What I'd Actually Recommend

If you're starting from scratch, my honest suggestion is to just use the managed APIs. I know the "self-host for control" argument is appealing — I made it to myself for three weeks before the Mistral experiment cured me of it. Unless you have a hard data residency requirement or you're processing volumes where the math definitively works out, the operational cost is real and it doesn't show up in the GPU rental price.

Error handling before observability. Seriously, in that order. One well-typed exception handler is worth more than a week of dashboards. Know which errors are retryable, retry those, raise the rest immediately. You cannot dashboard your way out of code that silently fails.

A dead letter queue — build it on day one, not when you're scrambling to understand your failure modes at day fifty. Every generation pipeline has some percentage of responses that don't fit the happy path. "Fail loudly and queue for human review" is so much better than "silently accept garbage and discover the problem during a production incident."

Log a random sample of prompts and responses — 1% to a separate store, or 0.1% at higher volumes. Not all of them; storage costs add up fast. But that sample will surface things no metric catches. The {customer_name} bug I mentioned? Found via sampling, not alerting.

And keep your prompts in version control. Treat prompt changes like code changes. I have a prompts/ directory, everything is versioned, and significant changes go through the same review process as code. I still see teams treating prompts as configuration rather than code, and they discover why that's a mistake when something breaks and they can't tell what changed.
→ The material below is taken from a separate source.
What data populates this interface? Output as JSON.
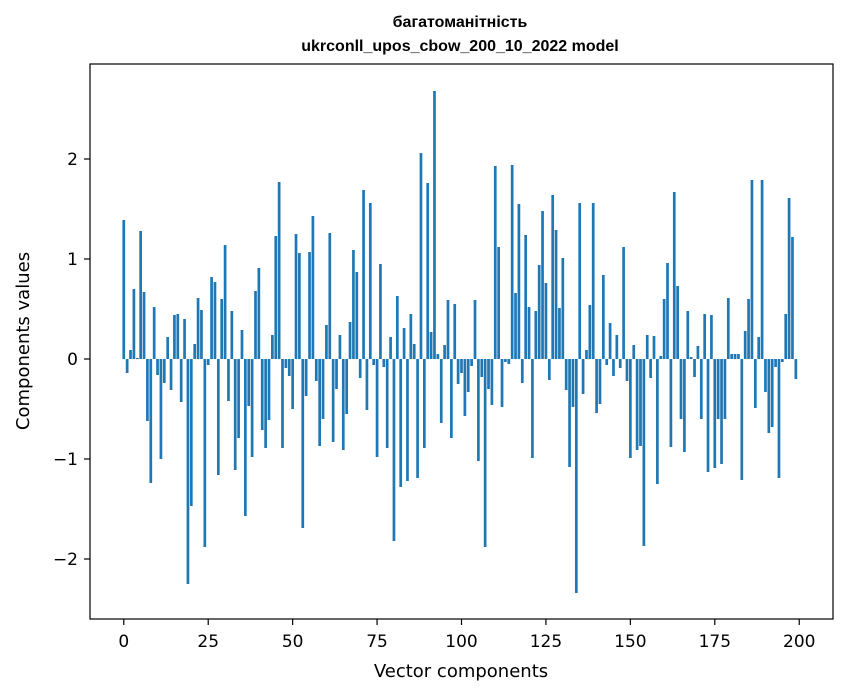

The thing I keep coming back to: the hard part of AI pipelines isn't the AI. It's the same distributed systems problems — queueing, retries, schema validation, observability — just with a new failure mode where the output looks plausible even when it's completely wrong. That last part is what makes it genuinely harder than it sounds. A network timeout is obvious. A response that passes JSON validation but returns the wrong answer is not. Once I started treating it as a distributed systems problem with an extra validation layer, things got clearer. Not easy. Just clearer.